Au-delà des principes plus généraux rappelés notamment par l’Ensemble de règles minima des Nations Unies pour le traitement des détenus, dites « Règles Nelson Mandela », « il ne peut être fait usage de moyens de contrainte que si aucune autre forme de contrôle moins extrême ne permet de réduire les risques liés à la liberté de mouvement ».
En outre, comme le rappelle le CPT, « en principe, des lits à contention ne devraient pas être utilisés dans un environnement non médicalisé » et ces mesures d’immobilisation devraient être appliquées de manière exceptionnelle et pour un nombre d’heures limitées.
Le CCSP fait également faire référence à la récente Recommandation du Comité des Ministres du Conseil de l’Europe CM/Rec (2021) faite aux États membres sur « des mesures contre le commerce de biens utilisés pour la peine de mort, la torture et autres peines ou traitements cruels, inhumains ou dégradants, et plus particulièrement à l’annexe I concernant la liste de biens et d’équipements interdits et intrinsèquement abusifs qui inclut les lits à entraves métalliques ».
Si des jeux pour enfants sont d’ores et déjà installés dans la cour dédiées à ceux-ci, le CCSP a constaté « avec stupéfaction la taille extrêmement réduite de cet espace, son enclavement total au sein de l’unité de sorte que cette cour n’offre aucune vue horizontale vers l’extérieur de la prison ».
Copyright – La cour pour enfants aménagée au sein de l’unité visite – Rapport du CCSP à la suite de la seconde visite du site en construction de la prison de Haren (13.06.22)

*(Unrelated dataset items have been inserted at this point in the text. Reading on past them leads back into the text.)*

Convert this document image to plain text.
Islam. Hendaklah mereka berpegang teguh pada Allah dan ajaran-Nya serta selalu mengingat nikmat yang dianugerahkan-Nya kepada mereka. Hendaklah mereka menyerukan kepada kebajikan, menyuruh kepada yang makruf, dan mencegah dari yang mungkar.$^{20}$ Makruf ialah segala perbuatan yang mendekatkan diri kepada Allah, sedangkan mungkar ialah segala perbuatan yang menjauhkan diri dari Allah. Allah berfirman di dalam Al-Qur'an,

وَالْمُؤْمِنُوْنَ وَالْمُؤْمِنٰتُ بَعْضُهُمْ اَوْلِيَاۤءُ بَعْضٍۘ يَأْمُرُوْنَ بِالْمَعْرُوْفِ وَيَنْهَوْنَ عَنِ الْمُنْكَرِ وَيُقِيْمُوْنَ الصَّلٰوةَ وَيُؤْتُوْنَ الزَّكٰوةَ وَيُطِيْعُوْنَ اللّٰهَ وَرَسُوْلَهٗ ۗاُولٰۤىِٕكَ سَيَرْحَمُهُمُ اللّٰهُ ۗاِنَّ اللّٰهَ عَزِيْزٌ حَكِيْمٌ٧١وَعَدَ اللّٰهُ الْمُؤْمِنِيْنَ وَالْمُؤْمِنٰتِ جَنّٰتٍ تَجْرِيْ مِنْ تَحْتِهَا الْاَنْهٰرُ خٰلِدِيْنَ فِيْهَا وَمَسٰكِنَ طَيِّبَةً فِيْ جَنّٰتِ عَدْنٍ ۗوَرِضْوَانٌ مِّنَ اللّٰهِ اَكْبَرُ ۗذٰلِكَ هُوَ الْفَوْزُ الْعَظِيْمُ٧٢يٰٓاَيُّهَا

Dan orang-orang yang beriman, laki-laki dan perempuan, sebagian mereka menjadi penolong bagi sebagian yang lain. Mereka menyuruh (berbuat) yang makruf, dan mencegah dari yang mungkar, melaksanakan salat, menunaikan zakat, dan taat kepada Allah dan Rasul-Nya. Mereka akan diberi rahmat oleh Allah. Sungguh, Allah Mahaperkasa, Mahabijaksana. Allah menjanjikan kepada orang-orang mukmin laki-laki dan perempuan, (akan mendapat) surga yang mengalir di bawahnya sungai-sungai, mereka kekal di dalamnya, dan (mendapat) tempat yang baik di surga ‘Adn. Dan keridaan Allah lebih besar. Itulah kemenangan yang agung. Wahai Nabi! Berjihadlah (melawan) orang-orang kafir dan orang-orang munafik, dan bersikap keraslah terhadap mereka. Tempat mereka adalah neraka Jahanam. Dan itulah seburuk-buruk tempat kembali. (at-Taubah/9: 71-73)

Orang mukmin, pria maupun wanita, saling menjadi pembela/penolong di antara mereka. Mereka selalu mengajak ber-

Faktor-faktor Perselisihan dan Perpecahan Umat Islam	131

Plus grave encore, « cette cour est clôturée par des murs en béton de la même hauteur que ceux du préau individuel des cellules de punition, situé à proximité immédiate. Une cour emmurée de la sorte et dénuée de toute vue vers l’extérieur n’est en rien conforme à la dignité des enfants amenés à y prendre l’air ni n’est de nature à favoriser leur développement mental autant que physique tellement son caractère carcéral est prégnant ». Le CCSP insiste pour que cet espace soit repensé afin de réduire au maximum, dans un environnement censé accueillir des enfants, tout ce qui évoque la prison.
C’est la deuxième fois que le CCSP se rend à Haren. Force est de constater que le Masterplan, censé définir un plan d’action fédéral pour une détention dans des conditions de vie plus humaines, n’y répond pas. Les remarques émises lors du premier rapport, effectué le 23 novembre 2021, n’ont pas été suivie d’effet, à l’exception de l’installation d’un abri contre les intempéries dans la cour de promenade attenante aux cellules de punition. Le second rapport réitérant les mêmes observations est actuellement resté lettre morte, tant du côté de la direction générale de l’administration pénitentiaire que du côté du cabinet du ministre de la Justice.
Par ailleurs, si la politique pénitentiaire entend gérer la question de la surpopulation carcérale chronique, ce second objectif est lui aussi voué à l’échec. Dans une logique du tout sécuritaire, les expériences étrangères démontrent que plus on construit des prisons, plus on les remplit si l’incarcération d’une personne condamnée n’est pas accompagnée d’un plan de reclassement efficient. A l’inverse, les pays qui ferment des prisons et investissent les deniers ainsi épargnés dans la prise en charge et l’éducation des détenus voit les statistiques relatives à la récidive sensiblement chuter.